Nous fûmes quatre, puis huit, les enfants se prenant au jeu de ce puzzle géant dont nous n’avions pas la moindre esquisse. L’impression la plus troublante était celle de toucher le passé, de sentir revivre les personnes présentes sur les photos, dont on parlait dans les articles ou les actes. Le plus émouvant était certaines lettres, dans lesquelles le rédacteur se livrait parfois intimement.

Occupés d’abord à trier cet amoncellement, nous ne pouvions cependant nous empêcher d’essayer de comprendre les grandes lignes de cette épopée. Quand l’un de nous émettait une hypothèse, il était accueilli par des moues dubitatives et des contre-hypothèses tout aussi pertinentes jaillissaient, les disputes se poursuivant à table.

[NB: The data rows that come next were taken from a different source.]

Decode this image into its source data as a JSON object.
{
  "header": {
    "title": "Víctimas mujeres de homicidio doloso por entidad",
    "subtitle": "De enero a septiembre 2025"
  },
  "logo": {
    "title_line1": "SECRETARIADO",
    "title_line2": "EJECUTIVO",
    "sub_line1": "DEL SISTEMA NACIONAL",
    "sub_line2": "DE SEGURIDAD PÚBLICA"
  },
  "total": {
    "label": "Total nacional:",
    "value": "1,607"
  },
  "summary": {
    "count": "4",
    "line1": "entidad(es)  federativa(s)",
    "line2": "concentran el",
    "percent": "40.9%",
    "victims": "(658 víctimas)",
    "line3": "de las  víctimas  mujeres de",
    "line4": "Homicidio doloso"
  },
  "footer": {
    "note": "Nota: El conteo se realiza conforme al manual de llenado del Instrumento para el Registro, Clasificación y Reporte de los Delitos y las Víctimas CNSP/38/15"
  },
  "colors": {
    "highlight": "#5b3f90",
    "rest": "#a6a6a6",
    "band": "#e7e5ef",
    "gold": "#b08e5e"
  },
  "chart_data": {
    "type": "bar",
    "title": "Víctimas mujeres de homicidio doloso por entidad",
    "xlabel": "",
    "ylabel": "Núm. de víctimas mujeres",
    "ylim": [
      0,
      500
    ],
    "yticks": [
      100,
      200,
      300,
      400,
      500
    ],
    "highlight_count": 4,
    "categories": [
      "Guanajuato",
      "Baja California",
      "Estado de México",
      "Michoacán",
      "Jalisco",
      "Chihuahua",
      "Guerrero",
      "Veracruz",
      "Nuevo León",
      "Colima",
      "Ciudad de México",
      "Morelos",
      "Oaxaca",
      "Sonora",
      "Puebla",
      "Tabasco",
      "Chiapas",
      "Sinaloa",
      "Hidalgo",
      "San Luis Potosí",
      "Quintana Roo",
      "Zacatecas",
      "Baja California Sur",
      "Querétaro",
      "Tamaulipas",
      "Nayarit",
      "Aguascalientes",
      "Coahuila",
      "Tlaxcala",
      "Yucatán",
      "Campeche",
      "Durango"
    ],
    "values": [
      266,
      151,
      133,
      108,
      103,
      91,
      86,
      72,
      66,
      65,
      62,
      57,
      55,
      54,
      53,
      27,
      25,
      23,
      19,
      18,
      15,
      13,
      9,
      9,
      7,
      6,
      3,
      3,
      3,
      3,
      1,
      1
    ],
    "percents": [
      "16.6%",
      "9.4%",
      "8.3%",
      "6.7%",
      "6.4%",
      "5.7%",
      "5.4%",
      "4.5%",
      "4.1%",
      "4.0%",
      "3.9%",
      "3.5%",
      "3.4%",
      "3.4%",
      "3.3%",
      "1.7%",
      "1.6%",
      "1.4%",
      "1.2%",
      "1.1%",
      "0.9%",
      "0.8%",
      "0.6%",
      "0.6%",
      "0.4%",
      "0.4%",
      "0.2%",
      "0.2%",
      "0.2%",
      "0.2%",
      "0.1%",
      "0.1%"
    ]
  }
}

La pièce maitresse était un épais cahier, rédigé à la main et intitulé Histoire de la famille Martin, par Émile Martin de Jonhac, 1872. Notre curiosité fut rapidement découragée par le difficile déchiffrage de cette écriture cursive d’un autre temps, nous obligeant à le mettre de côté.

Nous avions du mal à nous arracher à nos investigations. Heureusement, la chaleur nous obligeait chaque après-midi à aller chercher une baignade. Nous instaurâmes des restrictions, tellement cette activité de dépouillement devenait addictive.